Secara berbeda Partai Rakyat berpendapat: ketika sekelompok orang bersepakat membentuk sebuah partai politik, sejak itu pula mereka dibebankan hal yang jauh lebih paradigmatik daripada hanya sekadar meraup suara elektoral sebanyak-banyaknya. Partai politik seharusnya menjadi sarana yang memberikan pendidikan kepada rakyat. Salah satu yang utama adalah pemahaman tentang nilai-nilai kebhinekaan dalam sebuah negara demokrasi.
Maka kami merasa paradigma tentang kebhinekaan yang telah cemar dengan stigma terurai diatas harus direkonstruksi secara total. Sebagai partai yang menganut kebhinekaan akut, kami menilai; penganut syiah dan seorang LGBT di Indonesia adalah juga rakyat yang harus kami perjuangkan demi pemenuhan hak-hak mereka untuk hidup tanpa stigma dan diskriminasi. Kami mengajak para intelektual, cendekiawan khususnya; sosiolog, antropolog, psikolog bersama-sama tokoh agama dan tokoh masyarakat yang memiliki khidmat dan kebijaksanaan sebagai perwakilan dari seluruh rakyat Indonesia untuk ikut mencari titik equilibrium dari persoalan ini.

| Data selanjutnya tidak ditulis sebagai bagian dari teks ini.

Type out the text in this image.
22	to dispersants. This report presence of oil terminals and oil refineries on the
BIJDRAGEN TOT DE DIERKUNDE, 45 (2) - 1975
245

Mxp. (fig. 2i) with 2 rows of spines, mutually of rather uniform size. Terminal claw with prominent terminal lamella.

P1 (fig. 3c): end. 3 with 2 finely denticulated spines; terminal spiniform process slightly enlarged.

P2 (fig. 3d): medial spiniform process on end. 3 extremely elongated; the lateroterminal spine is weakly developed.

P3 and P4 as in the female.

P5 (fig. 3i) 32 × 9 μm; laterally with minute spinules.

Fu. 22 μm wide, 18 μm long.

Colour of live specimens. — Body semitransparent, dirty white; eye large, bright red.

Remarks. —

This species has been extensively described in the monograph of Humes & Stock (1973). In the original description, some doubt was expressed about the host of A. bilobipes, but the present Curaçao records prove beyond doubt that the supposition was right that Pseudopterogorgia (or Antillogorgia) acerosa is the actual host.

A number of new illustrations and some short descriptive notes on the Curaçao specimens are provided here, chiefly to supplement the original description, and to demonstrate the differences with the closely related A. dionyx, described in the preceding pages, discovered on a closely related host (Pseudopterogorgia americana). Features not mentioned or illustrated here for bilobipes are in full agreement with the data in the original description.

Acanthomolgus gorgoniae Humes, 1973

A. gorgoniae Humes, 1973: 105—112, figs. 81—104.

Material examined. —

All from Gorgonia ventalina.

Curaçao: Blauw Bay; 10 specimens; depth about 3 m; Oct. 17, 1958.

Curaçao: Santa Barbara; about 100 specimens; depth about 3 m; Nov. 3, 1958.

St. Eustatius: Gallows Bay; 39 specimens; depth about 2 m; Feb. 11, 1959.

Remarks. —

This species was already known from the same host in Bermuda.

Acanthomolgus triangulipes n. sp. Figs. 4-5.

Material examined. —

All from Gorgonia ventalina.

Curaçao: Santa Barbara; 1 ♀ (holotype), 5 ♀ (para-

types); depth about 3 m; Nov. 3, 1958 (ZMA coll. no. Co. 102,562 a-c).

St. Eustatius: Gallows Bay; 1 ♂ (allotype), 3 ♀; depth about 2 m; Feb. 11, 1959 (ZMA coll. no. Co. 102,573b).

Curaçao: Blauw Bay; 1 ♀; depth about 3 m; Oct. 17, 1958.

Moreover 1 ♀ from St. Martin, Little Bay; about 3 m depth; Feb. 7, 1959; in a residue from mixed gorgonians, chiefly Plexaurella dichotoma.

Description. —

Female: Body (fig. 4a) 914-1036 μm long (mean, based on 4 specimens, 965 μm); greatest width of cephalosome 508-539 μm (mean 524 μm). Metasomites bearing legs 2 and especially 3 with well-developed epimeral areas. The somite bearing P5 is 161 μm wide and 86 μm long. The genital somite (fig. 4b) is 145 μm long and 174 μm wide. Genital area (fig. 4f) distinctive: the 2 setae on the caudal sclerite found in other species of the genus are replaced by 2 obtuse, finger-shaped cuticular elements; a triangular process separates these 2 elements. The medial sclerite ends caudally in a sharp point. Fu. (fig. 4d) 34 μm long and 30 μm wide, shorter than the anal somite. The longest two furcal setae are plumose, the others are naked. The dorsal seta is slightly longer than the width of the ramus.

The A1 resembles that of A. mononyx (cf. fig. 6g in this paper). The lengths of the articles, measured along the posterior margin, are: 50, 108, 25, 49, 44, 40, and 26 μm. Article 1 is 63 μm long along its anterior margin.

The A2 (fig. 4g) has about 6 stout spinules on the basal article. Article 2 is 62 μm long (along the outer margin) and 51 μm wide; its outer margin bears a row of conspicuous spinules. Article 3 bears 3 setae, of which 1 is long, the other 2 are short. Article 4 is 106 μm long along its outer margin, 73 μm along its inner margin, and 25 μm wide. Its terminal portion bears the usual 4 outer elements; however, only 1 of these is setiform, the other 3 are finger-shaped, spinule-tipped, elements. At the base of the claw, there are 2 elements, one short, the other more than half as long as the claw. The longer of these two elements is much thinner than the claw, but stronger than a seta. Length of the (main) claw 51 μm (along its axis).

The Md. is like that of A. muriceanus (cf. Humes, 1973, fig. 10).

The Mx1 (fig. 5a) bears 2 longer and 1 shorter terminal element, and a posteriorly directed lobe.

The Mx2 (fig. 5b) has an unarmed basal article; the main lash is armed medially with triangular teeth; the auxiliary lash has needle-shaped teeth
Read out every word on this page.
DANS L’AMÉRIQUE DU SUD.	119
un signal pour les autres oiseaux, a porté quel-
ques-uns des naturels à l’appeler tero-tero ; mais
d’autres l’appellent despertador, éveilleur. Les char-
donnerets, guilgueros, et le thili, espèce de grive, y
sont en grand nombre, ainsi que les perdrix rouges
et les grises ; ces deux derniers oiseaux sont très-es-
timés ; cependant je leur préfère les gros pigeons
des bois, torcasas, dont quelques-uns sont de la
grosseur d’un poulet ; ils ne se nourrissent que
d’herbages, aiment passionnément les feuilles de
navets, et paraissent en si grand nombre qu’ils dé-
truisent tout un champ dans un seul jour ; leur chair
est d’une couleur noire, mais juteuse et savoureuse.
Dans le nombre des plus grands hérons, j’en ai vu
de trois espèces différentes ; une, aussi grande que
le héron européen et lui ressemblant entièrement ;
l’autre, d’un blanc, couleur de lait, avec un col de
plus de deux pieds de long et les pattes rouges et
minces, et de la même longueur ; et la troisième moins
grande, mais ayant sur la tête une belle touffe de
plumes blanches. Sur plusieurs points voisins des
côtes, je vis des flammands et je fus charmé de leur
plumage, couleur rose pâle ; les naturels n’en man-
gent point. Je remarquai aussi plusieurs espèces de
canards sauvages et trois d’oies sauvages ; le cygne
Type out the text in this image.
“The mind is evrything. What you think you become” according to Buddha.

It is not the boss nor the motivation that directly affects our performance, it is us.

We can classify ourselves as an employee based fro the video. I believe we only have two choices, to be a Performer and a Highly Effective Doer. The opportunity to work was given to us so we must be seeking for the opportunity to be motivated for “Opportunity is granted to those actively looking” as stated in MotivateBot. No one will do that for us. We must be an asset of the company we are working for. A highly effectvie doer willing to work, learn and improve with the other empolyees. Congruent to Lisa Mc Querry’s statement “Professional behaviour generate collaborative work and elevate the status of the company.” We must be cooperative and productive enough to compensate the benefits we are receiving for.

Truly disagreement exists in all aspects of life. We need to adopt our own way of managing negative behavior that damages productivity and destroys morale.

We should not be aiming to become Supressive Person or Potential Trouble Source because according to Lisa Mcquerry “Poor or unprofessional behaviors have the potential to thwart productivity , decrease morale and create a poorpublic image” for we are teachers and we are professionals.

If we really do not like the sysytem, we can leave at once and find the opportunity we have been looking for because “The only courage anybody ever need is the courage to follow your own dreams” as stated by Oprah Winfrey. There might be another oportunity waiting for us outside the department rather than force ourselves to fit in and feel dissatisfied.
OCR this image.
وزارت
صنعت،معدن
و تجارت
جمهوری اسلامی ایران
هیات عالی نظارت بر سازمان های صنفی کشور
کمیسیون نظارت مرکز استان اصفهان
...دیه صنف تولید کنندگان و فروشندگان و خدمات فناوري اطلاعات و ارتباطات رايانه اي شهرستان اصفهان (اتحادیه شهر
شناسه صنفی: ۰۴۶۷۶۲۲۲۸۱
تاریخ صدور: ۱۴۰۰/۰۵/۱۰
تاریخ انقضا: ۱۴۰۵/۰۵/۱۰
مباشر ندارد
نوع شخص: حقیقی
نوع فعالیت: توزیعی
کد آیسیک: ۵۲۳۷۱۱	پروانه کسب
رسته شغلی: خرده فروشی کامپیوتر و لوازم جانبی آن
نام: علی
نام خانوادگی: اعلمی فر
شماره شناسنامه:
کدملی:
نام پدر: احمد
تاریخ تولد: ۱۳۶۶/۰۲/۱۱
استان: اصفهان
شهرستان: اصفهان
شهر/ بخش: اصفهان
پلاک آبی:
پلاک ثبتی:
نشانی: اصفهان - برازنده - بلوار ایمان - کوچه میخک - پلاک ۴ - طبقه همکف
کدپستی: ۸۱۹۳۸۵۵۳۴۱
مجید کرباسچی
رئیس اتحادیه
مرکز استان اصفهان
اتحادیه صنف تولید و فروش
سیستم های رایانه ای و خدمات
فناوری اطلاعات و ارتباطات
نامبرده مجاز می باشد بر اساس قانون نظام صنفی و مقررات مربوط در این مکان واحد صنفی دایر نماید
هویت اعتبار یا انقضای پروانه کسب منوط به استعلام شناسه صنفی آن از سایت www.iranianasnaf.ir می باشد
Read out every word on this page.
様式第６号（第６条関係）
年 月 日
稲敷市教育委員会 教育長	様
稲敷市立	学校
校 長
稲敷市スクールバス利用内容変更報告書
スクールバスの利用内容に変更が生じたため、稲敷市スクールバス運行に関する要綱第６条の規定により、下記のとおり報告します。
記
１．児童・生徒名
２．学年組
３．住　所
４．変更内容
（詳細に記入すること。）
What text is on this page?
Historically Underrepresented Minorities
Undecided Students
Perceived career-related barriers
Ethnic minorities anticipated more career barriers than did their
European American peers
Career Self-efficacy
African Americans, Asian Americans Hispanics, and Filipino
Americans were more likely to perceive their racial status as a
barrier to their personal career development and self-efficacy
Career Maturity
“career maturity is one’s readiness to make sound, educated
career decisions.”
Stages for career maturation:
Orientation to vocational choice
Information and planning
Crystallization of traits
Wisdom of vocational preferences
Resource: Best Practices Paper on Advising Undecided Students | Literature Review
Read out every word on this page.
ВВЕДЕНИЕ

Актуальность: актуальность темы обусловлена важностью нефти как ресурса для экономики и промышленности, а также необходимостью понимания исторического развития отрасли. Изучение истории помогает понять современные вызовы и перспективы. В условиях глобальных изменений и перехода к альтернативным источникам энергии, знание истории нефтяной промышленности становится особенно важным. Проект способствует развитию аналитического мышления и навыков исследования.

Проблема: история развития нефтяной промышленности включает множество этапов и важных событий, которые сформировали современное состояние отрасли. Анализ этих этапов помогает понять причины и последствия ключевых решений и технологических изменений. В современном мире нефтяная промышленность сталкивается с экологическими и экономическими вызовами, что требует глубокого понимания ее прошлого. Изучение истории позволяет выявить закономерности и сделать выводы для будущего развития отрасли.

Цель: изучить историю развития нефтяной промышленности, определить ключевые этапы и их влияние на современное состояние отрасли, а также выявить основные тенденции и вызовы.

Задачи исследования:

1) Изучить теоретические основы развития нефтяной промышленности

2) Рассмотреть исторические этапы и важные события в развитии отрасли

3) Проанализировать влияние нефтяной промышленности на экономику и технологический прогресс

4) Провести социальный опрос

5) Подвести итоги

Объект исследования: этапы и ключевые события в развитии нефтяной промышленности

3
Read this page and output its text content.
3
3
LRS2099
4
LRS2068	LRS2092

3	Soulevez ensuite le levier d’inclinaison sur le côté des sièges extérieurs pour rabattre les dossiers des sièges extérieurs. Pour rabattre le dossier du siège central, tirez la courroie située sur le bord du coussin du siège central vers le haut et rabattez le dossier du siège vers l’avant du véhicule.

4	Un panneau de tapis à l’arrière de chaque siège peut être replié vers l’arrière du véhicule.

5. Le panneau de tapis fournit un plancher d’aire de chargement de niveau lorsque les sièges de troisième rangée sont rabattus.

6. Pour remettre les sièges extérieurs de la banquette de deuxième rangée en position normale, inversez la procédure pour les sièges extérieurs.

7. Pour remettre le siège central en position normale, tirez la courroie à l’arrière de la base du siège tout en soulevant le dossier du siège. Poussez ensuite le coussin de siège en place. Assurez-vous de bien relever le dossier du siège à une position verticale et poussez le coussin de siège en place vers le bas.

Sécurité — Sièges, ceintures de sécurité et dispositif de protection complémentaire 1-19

Saya membayangkan suatu hari seorang Syiah tidak perlu bertaqqiyah dan seorang LGBT secara terbuka mengakui diri mereka seutuhnya dengan tenang dan aman karena; keluarga, masyarakat dan negara ikut menjamin pemenuhan atas hak hidup mereka tanpa stigma dan diskriminasi. Dan saat itulah semboyan “Bhineka Tunggal Ika” menjadi sebuah perwujudan yang rakyati, tutup Arvindo.